The Bureau of Reclamation, slimmer now after former chief Dan Beard cut 1,500 from its workforce and $107 million from a $911 million budget, has a new boss.


"I don't have any agendas," says Commissioner Eluid Martinez, who worked as New Mexico's state engineer for four years. "I just want to do a good job for the West."


But environmentalists worry that if he does make waves, they might slosh in the wrong direction. They're concerned about his support for selling off small-scale water projects, and point to the 21 years he worked under the former New Mexico state engineer, Steve Reynolds, whom Martinez calls "the last of the great water buffaloes of the West."


"I learned just about everything I know about water administration from (Reynolds)," says Martinez.


That has David Henderson, director of the New Mexico state Audubon Society, concerned. "I never saw him as much of an administrator and now he's running a big agency," he says.
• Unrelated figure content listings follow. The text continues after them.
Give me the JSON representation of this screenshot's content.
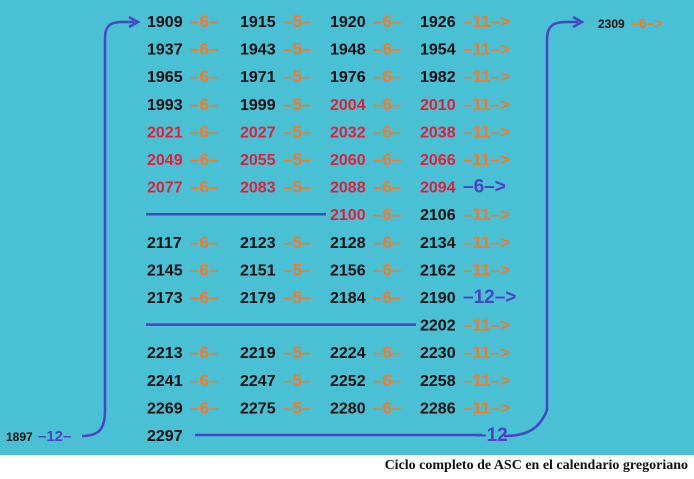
{
  "caption": "Ciclo completo de ASC en el calendario gregoriano",
  "colors": {
    "background": "#49c0d3",
    "year_default": "#111111",
    "year_highlight": "#e0203a",
    "gap": "#f07a2a",
    "gap_special": "#4a44c4",
    "line": "#4a44c4"
  },
  "rows": [
    [
      {
        "year": "1909"
      },
      {
        "gap": "6"
      },
      {
        "year": "1915"
      },
      {
        "gap": "5"
      },
      {
        "year": "1920"
      },
      {
        "gap": "6"
      },
      {
        "year": "1926"
      },
      {
        "gap": "11",
        "arrow": true
      }
    ],
    [
      {
        "year": "1937"
      },
      {
        "gap": "6"
      },
      {
        "year": "1943"
      },
      {
        "gap": "5"
      },
      {
        "year": "1948"
      },
      {
        "gap": "6"
      },
      {
        "year": "1954"
      },
      {
        "gap": "11",
        "arrow": true
      }
    ],
    [
      {
        "year": "1965"
      },
      {
        "gap": "6"
      },
      {
        "year": "1971"
      },
      {
        "gap": "5"
      },
      {
        "year": "1976"
      },
      {
        "gap": "6"
      },
      {
        "year": "1982"
      },
      {
        "gap": "11",
        "arrow": true
      }
    ],
    [
      {
        "year": "1993"
      },
      {
        "gap": "6"
      },
      {
        "year": "1999"
      },
      {
        "gap": "5"
      },
      {
        "year": "2004",
        "hl": true
      },
      {
        "gap": "6"
      },
      {
        "year": "2010",
        "hl": true
      },
      {
        "gap": "11",
        "arrow": true
      }
    ],
    [
      {
        "year": "2021",
        "hl": true
      },
      {
        "gap": "6"
      },
      {
        "year": "2027",
        "hl": true
      },
      {
        "gap": "5"
      },
      {
        "year": "2032",
        "hl": true
      },
      {
        "gap": "6"
      },
      {
        "year": "2038",
        "hl": true
      },
      {
        "gap": "11",
        "arrow": true
      }
    ],
    [
      {
        "year": "2049",
        "hl": true
      },
      {
        "gap": "6"
      },
      {
        "year": "2055",
        "hl": true
      },
      {
        "gap": "5"
      },
      {
        "year": "2060",
        "hl": true
      },
      {
        "gap": "6"
      },
      {
        "year": "2066",
        "hl": true
      },
      {
        "gap": "11",
        "arrow": true
      }
    ],
    [
      {
        "year": "2077",
        "hl": true
      },
      {
        "gap": "6"
      },
      {
        "year": "2083",
        "hl": true
      },
      {
        "gap": "5"
      },
      {
        "year": "2088",
        "hl": true
      },
      {
        "gap": "6"
      },
      {
        "year": "2094",
        "hl": true
      },
      {
        "gap": "6",
        "arrow": true,
        "special": true
      }
    ],
    [
      {
        "line": true
      },
      {
        "year": "2100",
        "hl": true
      },
      {
        "gap": "6"
      },
      {
        "year": "2106"
      },
      {
        "gap": "11",
        "arrow": true
      }
    ],
    [
      {
        "year": "2117"
      },
      {
        "gap": "6"
      },
      {
        "year": "2123"
      },
      {
        "gap": "5"
      },
      {
        "year": "2128"
      },
      {
        "gap": "6"
      },
      {
        "year": "2134"
      },
      {
        "gap": "11",
        "arrow": true
      }
    ],
    [
      {
        "year": "2145"
      },
      {
        "gap": "6"
      },
      {
        "year": "2151"
      },
      {
        "gap": "5"
      },
      {
        "year": "2156"
      },
      {
        "gap": "6"
      },
      {
        "year": "2162"
      },
      {
        "gap": "11",
        "arrow": true
      }
    ],
    [
      {
        "year": "2173"
      },
      {
        "gap": "6"
      },
      {
        "year": "2179"
      },
      {
        "gap": "5"
      },
      {
        "year": "2184"
      },
      {
        "gap": "6"
      },
      {
        "year": "2190"
      },
      {
        "gap": "12",
        "arrow": true,
        "special": true
      }
    ],
    [
      {
        "line": true
      },
      {
        "year": "2202"
      },
      {
        "gap": "11",
        "arrow": true
      }
    ],
    [
      {
        "year": "2213"
      },
      {
        "gap": "6"
      },
      {
        "year": "2219"
      },
      {
        "gap": "5"
      },
      {
        "year": "2224"
      },
      {
        "gap": "6"
      },
      {
        "year": "2230"
      },
      {
        "gap": "11",
        "arrow": true
      }
    ],
    [
      {
        "year": "2241"
      },
      {
        "gap": "6"
      },
      {
        "year": "2247"
      },
      {
        "gap": "5"
      },
      {
        "year": "2252"
      },
      {
        "gap": "6"
      },
      {
        "year": "2258"
      },
      {
        "gap": "11",
        "arrow": true
      }
    ],
    [
      {
        "year": "2269"
      },
      {
        "gap": "6"
      },
      {
        "year": "2275"
      },
      {
        "gap": "5"
      },
      {
        "year": "2280"
      },
      {
        "gap": "6"
      },
      {
        "year": "2286"
      },
      {
        "gap": "11",
        "arrow": true
      }
    ],
    [
      {
        "year": "2297"
      },
      {
        "line": true
      },
      {
        "gap": "12",
        "special": true
      }
    ]
  ],
  "start_label": {
    "year": "1897",
    "gap": "12"
  },
  "end_label": {
    "year": "2309",
    "gap": "6"
  }
}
However, Martinez supported an unsuccessful attempt to pass an instream flow law for New Mexico, Henderson says.


Martinez, in an interview, said he also sometimes crossed developers in New Mexico, halting one water-guzzling golf course and housing development near Taos. As for Animas-LaPlata, the West's long-delayed last dam, Martinez said while he supported it as a state engineer, he preferred not to comment as head of BuRec.